The desolation of 2020 and the droughts of 2022 warn that God protests the “evil of our doings,” but we will not heed. In one of the last visions in Revelation, the Apostle John sees the earth
scorched with great heat, and they blasphemed the name of God who has power over these plagues; and they did not repent and give Him glory. —Revelation 16:9
Not long after,
“Huge hailstones, each weighing about 100 pounds, fell from the sky on people, who cursed God because the plague of hail was so terrible. —Revelation 16:21
See how the thinking changes. Today, we presume we cause climate change and curse ourselves. Then, the world will know it is God who has power over these plagues and they will curse Him.
3 ways to respond
What are we to do? Three things.
- Acknowledge the weather is hotter, drier, and stormier, but discern why. We must ask, who is right? Those who say we will destroy the planet unless we radically change how we heat our homes, buy our cars, and use energy? Or the Bible, which says God will not allow us to destroy the world and is intervening even now by this dramatic weather, drawing attention to our behavior and His solution.
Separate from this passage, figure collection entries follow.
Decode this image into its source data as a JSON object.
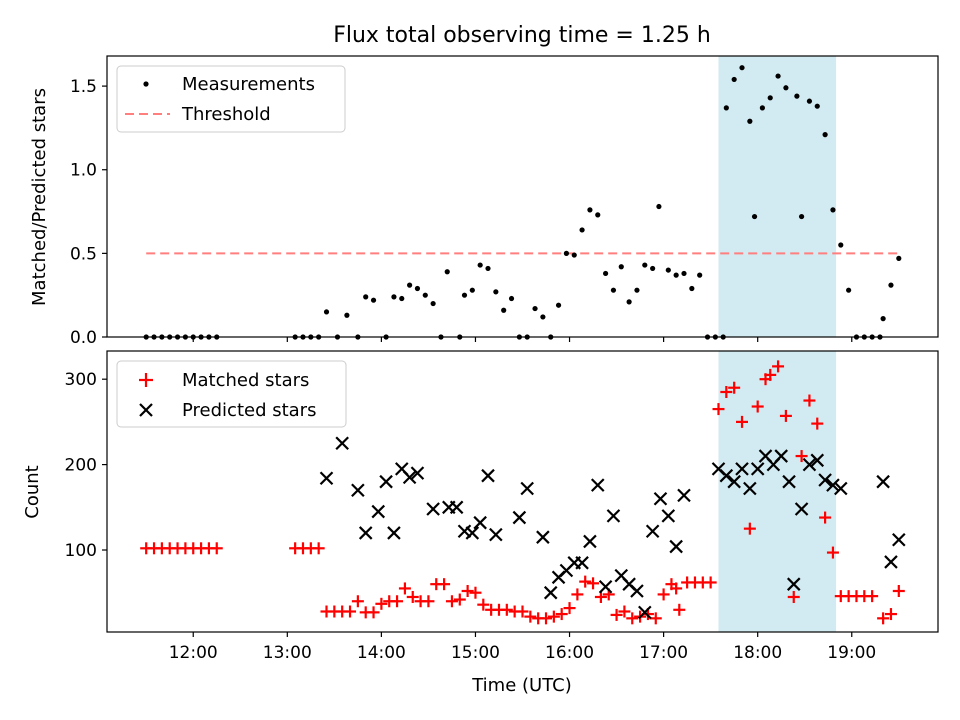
{
  "chart_data": [
    {
      "type": "scatter",
      "title": "Flux total observing time = 1.25 h",
      "xlabel": "",
      "ylabel": "Matched/Predicted stars",
      "ylim": [
        0,
        1.68
      ],
      "xlim": [
        "11:05",
        "19:55"
      ],
      "yticks": [
        "0.0",
        "0.5",
        "1.0",
        "1.5"
      ],
      "legend_position": "top-left",
      "highlight_span": [
        "17:35",
        "18:50"
      ],
      "highlight_color": "#add8e6",
      "threshold": {
        "name": "Threshold",
        "y": 0.5,
        "x_range": [
          "11:30",
          "19:30"
        ],
        "color": "#ff7f7f"
      },
      "series": [
        {
          "name": "Measurements",
          "color": "#000000",
          "points": [
            [
              "11:30",
              0
            ],
            [
              "11:35",
              0
            ],
            [
              "11:40",
              0
            ],
            [
              "11:45",
              0
            ],
            [
              "11:50",
              0
            ],
            [
              "11:55",
              0
            ],
            [
              "12:00",
              0
            ],
            [
              "12:05",
              0
            ],
            [
              "12:10",
              0
            ],
            [
              "12:15",
              0
            ],
            [
              "13:05",
              0
            ],
            [
              "13:10",
              0
            ],
            [
              "13:15",
              0
            ],
            [
              "13:20",
              0
            ],
            [
              "13:25",
              0.15
            ],
            [
              "13:32",
              0
            ],
            [
              "13:38",
              0.13
            ],
            [
              "13:45",
              0
            ],
            [
              "13:50",
              0.24
            ],
            [
              "13:55",
              0.22
            ],
            [
              "14:03",
              0
            ],
            [
              "14:08",
              0.24
            ],
            [
              "14:13",
              0.23
            ],
            [
              "14:18",
              0.31
            ],
            [
              "14:23",
              0.29
            ],
            [
              "14:28",
              0.25
            ],
            [
              "14:33",
              0.2
            ],
            [
              "14:38",
              0
            ],
            [
              "14:42",
              0.39
            ],
            [
              "14:50",
              0
            ],
            [
              "14:53",
              0.25
            ],
            [
              "14:58",
              0.28
            ],
            [
              "15:03",
              0.43
            ],
            [
              "15:08",
              0.41
            ],
            [
              "15:13",
              0.27
            ],
            [
              "15:18",
              0.16
            ],
            [
              "15:23",
              0.23
            ],
            [
              "15:28",
              0
            ],
            [
              "15:33",
              0
            ],
            [
              "15:38",
              0.17
            ],
            [
              "15:43",
              0.12
            ],
            [
              "15:48",
              0
            ],
            [
              "15:53",
              0.19
            ],
            [
              "15:58",
              0.5
            ],
            [
              "16:03",
              0.49
            ],
            [
              "16:08",
              0.64
            ],
            [
              "16:13",
              0.76
            ],
            [
              "16:18",
              0.73
            ],
            [
              "16:23",
              0.38
            ],
            [
              "16:28",
              0.28
            ],
            [
              "16:33",
              0.42
            ],
            [
              "16:38",
              0.21
            ],
            [
              "16:43",
              0.28
            ],
            [
              "16:48",
              0.43
            ],
            [
              "16:53",
              0.41
            ],
            [
              "16:57",
              0.78
            ],
            [
              "17:03",
              0.4
            ],
            [
              "17:08",
              0.37
            ],
            [
              "17:13",
              0.38
            ],
            [
              "17:18",
              0.29
            ],
            [
              "17:23",
              0.37
            ],
            [
              "17:28",
              0
            ],
            [
              "17:33",
              0
            ],
            [
              "17:38",
              0
            ],
            [
              "17:40",
              1.37
            ],
            [
              "17:45",
              1.54
            ],
            [
              "17:50",
              1.61
            ],
            [
              "17:55",
              1.29
            ],
            [
              "17:58",
              0.72
            ],
            [
              "18:03",
              1.37
            ],
            [
              "18:08",
              1.43
            ],
            [
              "18:13",
              1.56
            ],
            [
              "18:18",
              1.49
            ],
            [
              "18:25",
              1.44
            ],
            [
              "18:28",
              0.72
            ],
            [
              "18:33",
              1.41
            ],
            [
              "18:38",
              1.38
            ],
            [
              "18:43",
              1.21
            ],
            [
              "18:48",
              0.76
            ],
            [
              "18:53",
              0.55
            ],
            [
              "18:58",
              0.28
            ],
            [
              "19:03",
              0
            ],
            [
              "19:08",
              0
            ],
            [
              "19:13",
              0
            ],
            [
              "19:18",
              0
            ],
            [
              "19:20",
              0.11
            ],
            [
              "19:25",
              0.31
            ],
            [
              "19:30",
              0.47
            ]
          ]
        }
      ]
    },
    {
      "type": "scatter",
      "title": "",
      "xlabel": "Time (UTC)",
      "ylabel": "Count",
      "ylim": [
        4,
        333
      ],
      "xlim": [
        "11:05",
        "19:55"
      ],
      "xticks": [
        "12:00",
        "13:00",
        "14:00",
        "15:00",
        "16:00",
        "17:00",
        "18:00",
        "19:00"
      ],
      "yticks": [
        "100",
        "200",
        "300"
      ],
      "legend_position": "top-left",
      "highlight_span": [
        "17:35",
        "18:50"
      ],
      "highlight_color": "#add8e6",
      "series": [
        {
          "name": "Matched stars",
          "marker": "+",
          "color": "#ff0000",
          "points": [
            [
              "11:30",
              102
            ],
            [
              "11:35",
              102
            ],
            [
              "11:40",
              102
            ],
            [
              "11:45",
              102
            ],
            [
              "11:50",
              102
            ],
            [
              "11:55",
              102
            ],
            [
              "12:00",
              102
            ],
            [
              "12:05",
              102
            ],
            [
              "12:10",
              102
            ],
            [
              "12:15",
              102
            ],
            [
              "13:05",
              102
            ],
            [
              "13:10",
              102
            ],
            [
              "13:15",
              102
            ],
            [
              "13:20",
              102
            ],
            [
              "13:25",
              28
            ],
            [
              "13:30",
              28
            ],
            [
              "13:35",
              28
            ],
            [
              "13:40",
              28
            ],
            [
              "13:45",
              40
            ],
            [
              "13:50",
              27
            ],
            [
              "13:55",
              27
            ],
            [
              "14:00",
              37
            ],
            [
              "14:05",
              40
            ],
            [
              "14:10",
              40
            ],
            [
              "14:15",
              55
            ],
            [
              "14:20",
              45
            ],
            [
              "14:25",
              40
            ],
            [
              "14:30",
              40
            ],
            [
              "14:35",
              60
            ],
            [
              "14:40",
              60
            ],
            [
              "14:45",
              40
            ],
            [
              "14:50",
              42
            ],
            [
              "14:55",
              52
            ],
            [
              "15:00",
              50
            ],
            [
              "15:05",
              36
            ],
            [
              "15:10",
              30
            ],
            [
              "15:15",
              30
            ],
            [
              "15:20",
              30
            ],
            [
              "15:25",
              28
            ],
            [
              "15:30",
              28
            ],
            [
              "15:35",
              22
            ],
            [
              "15:40",
              20
            ],
            [
              "15:45",
              20
            ],
            [
              "15:50",
              22
            ],
            [
              "15:55",
              25
            ],
            [
              "16:00",
              32
            ],
            [
              "16:05",
              48
            ],
            [
              "16:10",
              63
            ],
            [
              "16:15",
              61
            ],
            [
              "16:20",
              45
            ],
            [
              "16:25",
              48
            ],
            [
              "16:30",
              24
            ],
            [
              "16:35",
              28
            ],
            [
              "16:40",
              20
            ],
            [
              "16:45",
              22
            ],
            [
              "16:50",
              25
            ],
            [
              "16:55",
              20
            ],
            [
              "17:00",
              48
            ],
            [
              "17:05",
              60
            ],
            [
              "17:08",
              55
            ],
            [
              "17:10",
              30
            ],
            [
              "17:15",
              62
            ],
            [
              "17:20",
              62
            ],
            [
              "17:25",
              62
            ],
            [
              "17:30",
              62
            ],
            [
              "17:35",
              265
            ],
            [
              "17:40",
              285
            ],
            [
              "17:45",
              290
            ],
            [
              "17:50",
              250
            ],
            [
              "17:55",
              125
            ],
            [
              "18:00",
              268
            ],
            [
              "18:05",
              300
            ],
            [
              "18:08",
              305
            ],
            [
              "18:13",
              315
            ],
            [
              "18:18",
              257
            ],
            [
              "18:23",
              45
            ],
            [
              "18:28",
              210
            ],
            [
              "18:33",
              275
            ],
            [
              "18:38",
              248
            ],
            [
              "18:43",
              138
            ],
            [
              "18:48",
              97
            ],
            [
              "18:53",
              46
            ],
            [
              "18:58",
              46
            ],
            [
              "19:03",
              46
            ],
            [
              "19:08",
              46
            ],
            [
              "19:13",
              46
            ],
            [
              "19:20",
              20
            ],
            [
              "19:25",
              25
            ],
            [
              "19:30",
              52
            ]
          ]
        },
        {
          "name": "Predicted stars",
          "marker": "x",
          "color": "#000000",
          "points": [
            [
              "13:25",
              184
            ],
            [
              "13:35",
              225
            ],
            [
              "13:45",
              170
            ],
            [
              "13:50",
              120
            ],
            [
              "13:58",
              145
            ],
            [
              "14:03",
              180
            ],
            [
              "14:08",
              120
            ],
            [
              "14:13",
              195
            ],
            [
              "14:18",
              185
            ],
            [
              "14:23",
              190
            ],
            [
              "14:33",
              148
            ],
            [
              "14:43",
              150
            ],
            [
              "14:48",
              150
            ],
            [
              "14:53",
              122
            ],
            [
              "14:58",
              120
            ],
            [
              "15:03",
              132
            ],
            [
              "15:08",
              187
            ],
            [
              "15:13",
              118
            ],
            [
              "15:28",
              138
            ],
            [
              "15:33",
              172
            ],
            [
              "15:43",
              115
            ],
            [
              "15:48",
              50
            ],
            [
              "15:53",
              68
            ],
            [
              "15:58",
              76
            ],
            [
              "16:03",
              85
            ],
            [
              "16:08",
              85
            ],
            [
              "16:13",
              110
            ],
            [
              "16:18",
              176
            ],
            [
              "16:23",
              57
            ],
            [
              "16:28",
              140
            ],
            [
              "16:33",
              70
            ],
            [
              "16:38",
              60
            ],
            [
              "16:43",
              52
            ],
            [
              "16:48",
              27
            ],
            [
              "16:53",
              122
            ],
            [
              "16:58",
              160
            ],
            [
              "17:03",
              140
            ],
            [
              "17:08",
              104
            ],
            [
              "17:13",
              164
            ],
            [
              "17:35",
              195
            ],
            [
              "17:40",
              187
            ],
            [
              "17:45",
              180
            ],
            [
              "17:50",
              195
            ],
            [
              "17:55",
              172
            ],
            [
              "18:00",
              195
            ],
            [
              "18:05",
              210
            ],
            [
              "18:10",
              200
            ],
            [
              "18:15",
              210
            ],
            [
              "18:20",
              180
            ],
            [
              "18:23",
              60
            ],
            [
              "18:28",
              148
            ],
            [
              "18:33",
              200
            ],
            [
              "18:38",
              205
            ],
            [
              "18:43",
              182
            ],
            [
              "18:48",
              176
            ],
            [
              "18:53",
              172
            ],
            [
              "19:20",
              180
            ],
            [
              "19:25",
              86
            ],
            [
              "19:30",
              112
            ]
          ]
        }
      ]
    }
  ]
}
The answer determines what we do next: Build an ark of government programs or call for National Days of Prayer.
- Lead by personal repentance. We lived with a veneer of Christianity for decades, but now those who chafed under a Judeo-Christian culture have their way. They have stripped the deterrents and have achieved the desire of Psalm 2:3, “Let us break their bonds in pieces and cast away their cords from us.”
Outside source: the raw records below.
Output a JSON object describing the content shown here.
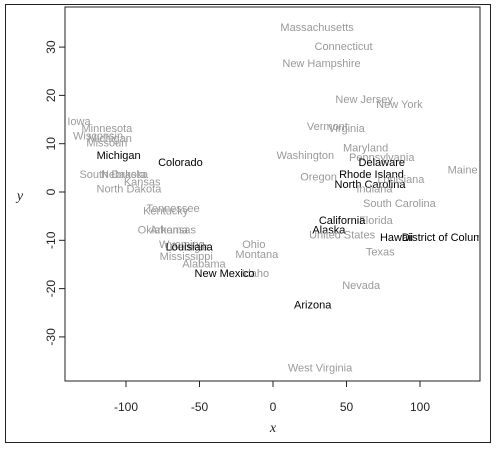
{
  "chart_data": {
    "type": "scatter",
    "title": "",
    "xlabel": "x",
    "ylabel": "y",
    "xlim": [
      -140,
      140
    ],
    "ylim": [
      -40,
      36
    ],
    "xticks": [
      -100,
      -50,
      0,
      50,
      100
    ],
    "yticks": [
      -30,
      -20,
      -10,
      0,
      10,
      20,
      30
    ],
    "grid": false,
    "colors": {
      "highlight": "#000000",
      "muted": "#9a9a9a"
    },
    "points": [
      {
        "label": "Massachusetts",
        "x": 30,
        "y": 34,
        "highlight": false
      },
      {
        "label": "Connecticut",
        "x": 48,
        "y": 30,
        "highlight": false
      },
      {
        "label": "New Hampshire",
        "x": 33,
        "y": 26.5,
        "highlight": false
      },
      {
        "label": "New Jersey",
        "x": 62,
        "y": 19,
        "highlight": false
      },
      {
        "label": "New York",
        "x": 86,
        "y": 18,
        "highlight": false
      },
      {
        "label": "Vermont",
        "x": 37,
        "y": 13.5,
        "highlight": false
      },
      {
        "label": "Virginia",
        "x": 50,
        "y": 13,
        "highlight": false
      },
      {
        "label": "Maryland",
        "x": 63,
        "y": 9,
        "highlight": false
      },
      {
        "label": "Washington",
        "x": 22,
        "y": 7.5,
        "highlight": false
      },
      {
        "label": "Pennsylvania",
        "x": 74,
        "y": 7,
        "highlight": false
      },
      {
        "label": "Maine",
        "x": 129,
        "y": 4.5,
        "highlight": false
      },
      {
        "label": "Oregon",
        "x": 31,
        "y": 3,
        "highlight": false
      },
      {
        "label": "Delaware",
        "x": 74,
        "y": 6,
        "highlight": true
      },
      {
        "label": "Rhode Island",
        "x": 67,
        "y": 3.5,
        "highlight": true
      },
      {
        "label": "North Carolina",
        "x": 66,
        "y": 1.5,
        "highlight": true
      },
      {
        "label": "Indiana",
        "x": 69,
        "y": 0.5,
        "highlight": false
      },
      {
        "label": "Louisiana",
        "x": 87,
        "y": 2.5,
        "highlight": false
      },
      {
        "label": "South Carolina",
        "x": 86,
        "y": -2.5,
        "highlight": false
      },
      {
        "label": "Florida",
        "x": 70,
        "y": -6,
        "highlight": false
      },
      {
        "label": "California",
        "x": 47,
        "y": -6,
        "highlight": true
      },
      {
        "label": "Alaska",
        "x": 38,
        "y": -8,
        "highlight": true
      },
      {
        "label": "United States",
        "x": 47,
        "y": -9,
        "highlight": false
      },
      {
        "label": "Hawaii",
        "x": 84,
        "y": -9.5,
        "highlight": true
      },
      {
        "label": "District of Columbia",
        "x": 120,
        "y": -9.5,
        "highlight": true
      },
      {
        "label": "Texas",
        "x": 73,
        "y": -12.5,
        "highlight": false
      },
      {
        "label": "Nevada",
        "x": 60,
        "y": -19.5,
        "highlight": false
      },
      {
        "label": "Arizona",
        "x": 27,
        "y": -23.5,
        "highlight": true
      },
      {
        "label": "West Virginia",
        "x": 32,
        "y": -36.5,
        "highlight": false
      },
      {
        "label": "Iowa",
        "x": -132,
        "y": 14.5,
        "highlight": false
      },
      {
        "label": "Minnesota",
        "x": -113,
        "y": 13,
        "highlight": false
      },
      {
        "label": "Wisconsin",
        "x": -119,
        "y": 11.5,
        "highlight": false
      },
      {
        "label": "Michigan",
        "x": -111,
        "y": 11,
        "highlight": false
      },
      {
        "label": "Missouri",
        "x": -113,
        "y": 10,
        "highlight": false
      },
      {
        "label": "Michigan",
        "x": -105,
        "y": 7.5,
        "highlight": true
      },
      {
        "label": "Colorado",
        "x": -63,
        "y": 6,
        "highlight": true
      },
      {
        "label": "South Dakota",
        "x": -109,
        "y": 3.5,
        "highlight": false
      },
      {
        "label": "Nebraska",
        "x": -101,
        "y": 3.5,
        "highlight": false
      },
      {
        "label": "Kansas",
        "x": -89,
        "y": 2,
        "highlight": false
      },
      {
        "label": "North Dakota",
        "x": -98,
        "y": 0.5,
        "highlight": false
      },
      {
        "label": "Tennessee",
        "x": -68,
        "y": -3.5,
        "highlight": false
      },
      {
        "label": "Kentucky",
        "x": -73,
        "y": -4,
        "highlight": false
      },
      {
        "label": "Oklahoma",
        "x": -75,
        "y": -8,
        "highlight": false
      },
      {
        "label": "Arkansas",
        "x": -68,
        "y": -8,
        "highlight": false
      },
      {
        "label": "Wyoming",
        "x": -62,
        "y": -11,
        "highlight": false
      },
      {
        "label": "Georgia",
        "x": -57,
        "y": -11.5,
        "highlight": false
      },
      {
        "label": "Ohio",
        "x": -13,
        "y": -11,
        "highlight": false
      },
      {
        "label": "Louisiana",
        "x": -57,
        "y": -11.5,
        "highlight": true
      },
      {
        "label": "Montana",
        "x": -11,
        "y": -13,
        "highlight": false
      },
      {
        "label": "Mississippi",
        "x": -59,
        "y": -13.5,
        "highlight": false
      },
      {
        "label": "Alabama",
        "x": -47,
        "y": -15,
        "highlight": false
      },
      {
        "label": "Idaho",
        "x": -12,
        "y": -17,
        "highlight": false
      },
      {
        "label": "New Mexico",
        "x": -33,
        "y": -17,
        "highlight": true
      }
    ]
  }
}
We cannot expect Christian behavior from non-Christians. Relief will come when the people of God, responding to God, lead the way. Remember God’s promise,
“If My people who are called by My name will humble themselves, and pray and seek My face, and turn from their wicked ways, then I will hear from heaven, and will forgive their sin and heal their land.” —2 Chronicles 7:14
David makes it personal.
“Search me, O God, and know my heart;
Try me, and know my thoughts;
And see if there be any wicked way in me.”
—Psalm 139:23-24
The prophet Jeremiah describes repentance best, “I’ve listened and I’ve heard, and what they say is not right. No one repents of his evil and says, ‘What have I done?’ They all turn to their own course like a horse racing into battle.” Jeremiah 8:6.
Jesus opened His ministry by saying, “Repent, the kingdom of God is at hand.” The Gospel gets people asking, “What have I done? Where am I headed?” Jesus’s answer inevitably comes down to this, “Repent. Stop, turn back, and come to me.”
- Trust God. Jesus said times like this would come — days that literally scare us to death because of what’s happening. But when I searched the Bible about drought, I also found great comfort. Among the fearful passages are these about God’s protection (emphasis mine).
For the one who trusts in the Lord shall be like a tree planted by the waters,
Which spreads out its roots by the river, And will not fear when heat comes;
But its leaf will be green, And will not be anxious in the year of drought,
Nor will cease from yielding fruit.
—Jeremiah 17:8
For You have been a strength to the poor,
A strength to the needy in his distress,
A refuge from the storm,
A shade from the heat;
For the blast of the terrible ones is as a storm against the wall.
—Isaiah 25:4
The Bible tells us that “now” is the day of God’s favor, today is the day of salvation. His favor extends deep into the last days of Revelation, but not forever. God help us to shed our pride and do now what will not be done in the fiercer days ahead: Repent.